Friday, July 9, 2010
Publishing Business Not Dead Quite Yet?
The latest figures tumbling out of the trade magazines RE publishing shout the fact that there are numerous "new-kids-on-the-block"! This reflects the high impact of the e-media on traditional publishing (TP)...And is forcing TP companies to either bankrupt or adapt new business models.
Those TP companies that try to form new biz models with hidden agendas (that try to regain ill-gotten control of the past) will fail...Those that genuinely set new goals to work as team members with equal partners will survive...Simple as that!

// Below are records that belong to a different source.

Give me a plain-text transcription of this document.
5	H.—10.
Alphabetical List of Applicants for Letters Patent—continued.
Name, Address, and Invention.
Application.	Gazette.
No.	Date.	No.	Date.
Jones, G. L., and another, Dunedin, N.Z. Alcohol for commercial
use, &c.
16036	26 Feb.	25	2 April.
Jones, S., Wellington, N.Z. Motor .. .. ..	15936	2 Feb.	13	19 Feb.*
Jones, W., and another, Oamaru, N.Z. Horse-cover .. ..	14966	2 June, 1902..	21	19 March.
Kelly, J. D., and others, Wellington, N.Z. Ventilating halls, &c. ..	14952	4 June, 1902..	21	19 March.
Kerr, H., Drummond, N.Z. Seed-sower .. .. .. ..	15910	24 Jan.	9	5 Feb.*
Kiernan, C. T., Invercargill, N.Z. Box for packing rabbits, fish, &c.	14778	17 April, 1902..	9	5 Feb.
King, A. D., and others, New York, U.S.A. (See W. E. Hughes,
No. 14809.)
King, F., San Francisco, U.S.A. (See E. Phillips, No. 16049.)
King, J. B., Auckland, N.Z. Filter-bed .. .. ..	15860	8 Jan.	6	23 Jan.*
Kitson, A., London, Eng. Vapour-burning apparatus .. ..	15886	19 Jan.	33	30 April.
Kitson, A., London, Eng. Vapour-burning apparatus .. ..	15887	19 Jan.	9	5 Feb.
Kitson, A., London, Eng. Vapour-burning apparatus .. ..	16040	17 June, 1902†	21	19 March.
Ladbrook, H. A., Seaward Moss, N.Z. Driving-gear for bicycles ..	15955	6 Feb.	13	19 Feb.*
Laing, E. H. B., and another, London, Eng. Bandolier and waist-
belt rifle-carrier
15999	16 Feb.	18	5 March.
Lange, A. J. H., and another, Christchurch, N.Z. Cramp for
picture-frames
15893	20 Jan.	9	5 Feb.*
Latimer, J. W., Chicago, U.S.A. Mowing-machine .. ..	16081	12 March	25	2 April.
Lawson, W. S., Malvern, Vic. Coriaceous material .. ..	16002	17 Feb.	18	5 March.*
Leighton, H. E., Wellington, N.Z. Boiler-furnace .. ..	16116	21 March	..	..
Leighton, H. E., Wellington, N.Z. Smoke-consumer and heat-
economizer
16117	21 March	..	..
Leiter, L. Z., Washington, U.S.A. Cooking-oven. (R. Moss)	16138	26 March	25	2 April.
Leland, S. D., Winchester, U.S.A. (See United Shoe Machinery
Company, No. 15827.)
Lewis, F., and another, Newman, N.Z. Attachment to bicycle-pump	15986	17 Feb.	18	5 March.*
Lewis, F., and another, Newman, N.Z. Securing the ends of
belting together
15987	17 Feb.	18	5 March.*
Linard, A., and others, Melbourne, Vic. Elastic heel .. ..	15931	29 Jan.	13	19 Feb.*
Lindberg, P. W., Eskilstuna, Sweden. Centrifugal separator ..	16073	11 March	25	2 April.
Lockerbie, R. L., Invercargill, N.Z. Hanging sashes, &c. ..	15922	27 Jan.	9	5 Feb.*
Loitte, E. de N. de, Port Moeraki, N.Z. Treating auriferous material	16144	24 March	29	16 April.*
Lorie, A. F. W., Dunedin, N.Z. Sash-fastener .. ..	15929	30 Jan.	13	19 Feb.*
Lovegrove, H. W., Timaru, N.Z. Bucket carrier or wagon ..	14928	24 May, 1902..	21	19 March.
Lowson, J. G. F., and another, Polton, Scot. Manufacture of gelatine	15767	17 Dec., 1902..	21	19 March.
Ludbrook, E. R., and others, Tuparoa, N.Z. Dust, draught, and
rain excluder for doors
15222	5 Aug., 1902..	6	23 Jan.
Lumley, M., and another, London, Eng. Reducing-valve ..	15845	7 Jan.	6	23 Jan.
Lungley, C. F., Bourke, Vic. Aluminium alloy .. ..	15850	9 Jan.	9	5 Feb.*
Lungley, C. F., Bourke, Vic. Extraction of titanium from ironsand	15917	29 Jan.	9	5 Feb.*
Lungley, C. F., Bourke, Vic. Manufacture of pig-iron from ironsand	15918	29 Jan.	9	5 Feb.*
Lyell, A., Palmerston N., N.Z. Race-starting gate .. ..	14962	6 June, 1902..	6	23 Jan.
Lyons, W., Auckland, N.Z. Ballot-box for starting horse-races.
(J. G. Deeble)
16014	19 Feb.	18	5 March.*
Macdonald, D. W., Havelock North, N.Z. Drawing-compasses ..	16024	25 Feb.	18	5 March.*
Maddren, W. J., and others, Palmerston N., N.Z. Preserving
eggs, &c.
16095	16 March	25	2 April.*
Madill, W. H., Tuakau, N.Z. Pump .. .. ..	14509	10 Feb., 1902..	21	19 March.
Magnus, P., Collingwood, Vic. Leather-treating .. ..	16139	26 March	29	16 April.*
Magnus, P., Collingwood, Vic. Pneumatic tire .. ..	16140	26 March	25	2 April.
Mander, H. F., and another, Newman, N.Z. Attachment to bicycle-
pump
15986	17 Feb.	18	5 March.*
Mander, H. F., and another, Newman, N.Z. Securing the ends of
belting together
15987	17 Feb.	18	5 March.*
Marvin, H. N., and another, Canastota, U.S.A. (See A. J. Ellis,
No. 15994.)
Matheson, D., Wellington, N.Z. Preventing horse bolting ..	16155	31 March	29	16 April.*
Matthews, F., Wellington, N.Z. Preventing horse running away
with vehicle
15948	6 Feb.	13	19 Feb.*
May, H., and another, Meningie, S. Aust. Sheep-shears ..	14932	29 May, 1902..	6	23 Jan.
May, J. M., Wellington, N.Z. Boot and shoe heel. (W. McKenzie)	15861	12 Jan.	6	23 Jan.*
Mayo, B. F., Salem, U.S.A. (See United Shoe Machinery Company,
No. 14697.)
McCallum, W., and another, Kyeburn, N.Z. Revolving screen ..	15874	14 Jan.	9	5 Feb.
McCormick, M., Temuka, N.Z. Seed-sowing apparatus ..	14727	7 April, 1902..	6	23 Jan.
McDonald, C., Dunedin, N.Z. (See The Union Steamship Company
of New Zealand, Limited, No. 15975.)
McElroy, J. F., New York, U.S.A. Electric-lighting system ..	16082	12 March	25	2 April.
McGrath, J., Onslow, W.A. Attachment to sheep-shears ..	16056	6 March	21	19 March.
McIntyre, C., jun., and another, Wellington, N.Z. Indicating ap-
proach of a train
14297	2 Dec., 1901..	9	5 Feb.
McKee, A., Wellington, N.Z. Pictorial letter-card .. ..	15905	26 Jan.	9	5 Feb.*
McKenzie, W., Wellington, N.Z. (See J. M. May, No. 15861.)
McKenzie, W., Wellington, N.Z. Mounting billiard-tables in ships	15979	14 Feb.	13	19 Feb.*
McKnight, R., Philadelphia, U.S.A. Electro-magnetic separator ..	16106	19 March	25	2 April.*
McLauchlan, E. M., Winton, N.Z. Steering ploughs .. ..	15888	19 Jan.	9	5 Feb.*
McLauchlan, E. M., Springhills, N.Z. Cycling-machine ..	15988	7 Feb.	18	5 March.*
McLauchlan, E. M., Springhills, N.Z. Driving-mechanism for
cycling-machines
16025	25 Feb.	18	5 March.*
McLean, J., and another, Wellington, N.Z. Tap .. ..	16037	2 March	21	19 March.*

Michael Wolff , the founder of newser.com, reports this on what the new numbers and rankings from the online trade magazine MediaPost (a newbie itself) mean (many feel these numbers are suspect):
What is there to conclude from the recent ranking of the top 100 publishers by the online trade magazine, MediaPost?
It’s a ranking that claims to figure in traffic, plus “prestige, share of voice, content quality, overall design and UX, innovation and, well, importance.” In other words, it’s as sketchy as any ranking. But it does illustrate the obvious, albeit hard to quantify, fact that the consumer publishing business—the business of gathering audiences by aggregating information and then selling those audiences to advertisers—has in a remarkably short period of time been turned on its ear.
While many traditional publishers still figure on the list, with the New York Times at number one, and the Wall Street Journal at number four—Google and Wikimedia are respectively at two and three—more than half of the list consists of publishers who didn’t exist 10 years ago, half again of which did not exist five years ago. Three-year-old Newser is on the list at 25; 88-year-old Time is on the list at 100.